« Vous
venez d’avoir 18 ans. Vous avez décidé d’en finir avec la vie. Votre
décision semble irrévocable. Vous décidez dans
un dernier élan de livrer les raisons de votre geste. En dressant
votre autoportrait, vous décrivez tout le dégoût que vous avez de
vous-même. Votre texte retracera quelques événements de votre
vie à l’origine de ce sentiment. »
Oh non, ce n’est pas moi qui donnerais un pareil sujet de rédaction à mes 3e. Mais il paraît qu’un professeur l’a fait, quelque part vers la Charente ; réaction des
familles (de toutes les familles ?), suspension du professeur par sa hiérarchie, battage médiatique.
Je
n’ai pas assisté au cours, je ne sais pas quelles étaient les
intentions du collègue, mais je remarque la réaction des
familles (de toutes les familles ?), et celle de la hiérarchie,
éberluées par l’énormité de la chose.
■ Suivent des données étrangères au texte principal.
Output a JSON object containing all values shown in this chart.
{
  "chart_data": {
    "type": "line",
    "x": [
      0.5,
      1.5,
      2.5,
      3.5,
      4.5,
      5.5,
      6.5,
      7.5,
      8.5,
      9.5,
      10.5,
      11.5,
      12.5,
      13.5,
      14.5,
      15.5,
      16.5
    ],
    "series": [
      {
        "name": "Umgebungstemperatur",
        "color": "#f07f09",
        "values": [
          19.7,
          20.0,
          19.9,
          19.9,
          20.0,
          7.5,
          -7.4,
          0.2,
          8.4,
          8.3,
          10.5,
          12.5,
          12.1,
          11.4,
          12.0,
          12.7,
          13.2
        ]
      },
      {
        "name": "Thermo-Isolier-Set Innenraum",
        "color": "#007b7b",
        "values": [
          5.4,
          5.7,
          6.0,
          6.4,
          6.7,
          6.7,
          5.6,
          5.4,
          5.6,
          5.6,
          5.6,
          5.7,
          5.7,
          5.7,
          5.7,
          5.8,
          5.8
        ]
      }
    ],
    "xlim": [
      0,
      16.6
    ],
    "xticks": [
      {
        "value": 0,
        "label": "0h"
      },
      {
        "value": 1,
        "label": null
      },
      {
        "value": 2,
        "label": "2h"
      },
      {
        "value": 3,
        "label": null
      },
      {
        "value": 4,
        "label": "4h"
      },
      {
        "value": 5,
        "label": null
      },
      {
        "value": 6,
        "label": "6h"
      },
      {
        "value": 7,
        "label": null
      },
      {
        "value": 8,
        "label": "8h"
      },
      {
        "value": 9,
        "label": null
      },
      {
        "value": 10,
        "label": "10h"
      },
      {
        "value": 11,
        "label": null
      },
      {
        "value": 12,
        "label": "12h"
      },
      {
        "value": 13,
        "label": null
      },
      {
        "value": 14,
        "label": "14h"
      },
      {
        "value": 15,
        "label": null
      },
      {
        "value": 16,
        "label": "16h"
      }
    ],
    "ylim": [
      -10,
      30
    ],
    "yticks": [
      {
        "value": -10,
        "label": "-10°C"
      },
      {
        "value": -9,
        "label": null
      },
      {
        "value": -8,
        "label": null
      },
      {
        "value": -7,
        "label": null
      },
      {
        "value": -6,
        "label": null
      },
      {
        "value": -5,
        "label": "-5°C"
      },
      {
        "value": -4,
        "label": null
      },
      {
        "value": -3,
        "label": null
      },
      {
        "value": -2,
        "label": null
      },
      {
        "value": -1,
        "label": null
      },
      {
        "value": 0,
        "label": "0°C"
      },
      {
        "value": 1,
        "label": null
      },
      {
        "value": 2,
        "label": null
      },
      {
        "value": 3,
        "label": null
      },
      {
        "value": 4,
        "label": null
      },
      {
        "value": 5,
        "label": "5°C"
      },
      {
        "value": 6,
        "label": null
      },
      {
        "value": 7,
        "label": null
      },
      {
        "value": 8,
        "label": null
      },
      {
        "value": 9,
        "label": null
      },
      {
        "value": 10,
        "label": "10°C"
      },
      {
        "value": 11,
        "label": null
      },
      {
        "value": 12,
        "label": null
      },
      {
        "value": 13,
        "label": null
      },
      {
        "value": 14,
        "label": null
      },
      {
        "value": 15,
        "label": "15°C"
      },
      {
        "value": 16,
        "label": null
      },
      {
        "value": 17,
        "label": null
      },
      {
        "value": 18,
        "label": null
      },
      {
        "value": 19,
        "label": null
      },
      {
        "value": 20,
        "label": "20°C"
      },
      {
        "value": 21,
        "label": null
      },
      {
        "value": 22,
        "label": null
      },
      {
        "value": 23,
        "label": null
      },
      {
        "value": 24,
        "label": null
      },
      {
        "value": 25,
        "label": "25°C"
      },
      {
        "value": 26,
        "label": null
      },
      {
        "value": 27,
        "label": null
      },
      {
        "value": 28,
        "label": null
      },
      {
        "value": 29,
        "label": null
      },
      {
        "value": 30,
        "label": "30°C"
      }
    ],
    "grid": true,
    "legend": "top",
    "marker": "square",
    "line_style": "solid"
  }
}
Faire écrire sur un sujet pareil. A
leur âge. Vous vous rendez compte ? Un réflexe
de protection, quoi.
Je
n’ai pas assisté aux cours, je ne sais pas quelles étaient les
intentions du collègue, je n’approuve pas la formulation de
l’intitulé à la deuxième personne, mais je me dis qu’écrire, quand
même, c’est une mise à distance. Dire, c’est souvent une manière de
faire – sans le faire. Surtout dire dans le silence de
l’écriture.
Des
suicides, j’en ai connu ; comme tout le monde au bout d’un certain
temps, j’imagine. Trop. A chaque fois, j’ai eu
l’impression que ça s’était joué à peu de choses, qu’il aurait
sûrement pu en être autrement, que ce n’était pas une fatalité. A chaque
fois aussi, j’ai eu l’impression a posteriori que c’était
accompagné d’un grand silence : que quelque chose n’avait pas réussi
à être dit.
La dernière fois, c’était un élève de 3e ;
gentil, intelligent, un peu trop réservé. C’est le souvenir que je
garde de lui. Il ne se résumait sûrement pas à ces quelques mots.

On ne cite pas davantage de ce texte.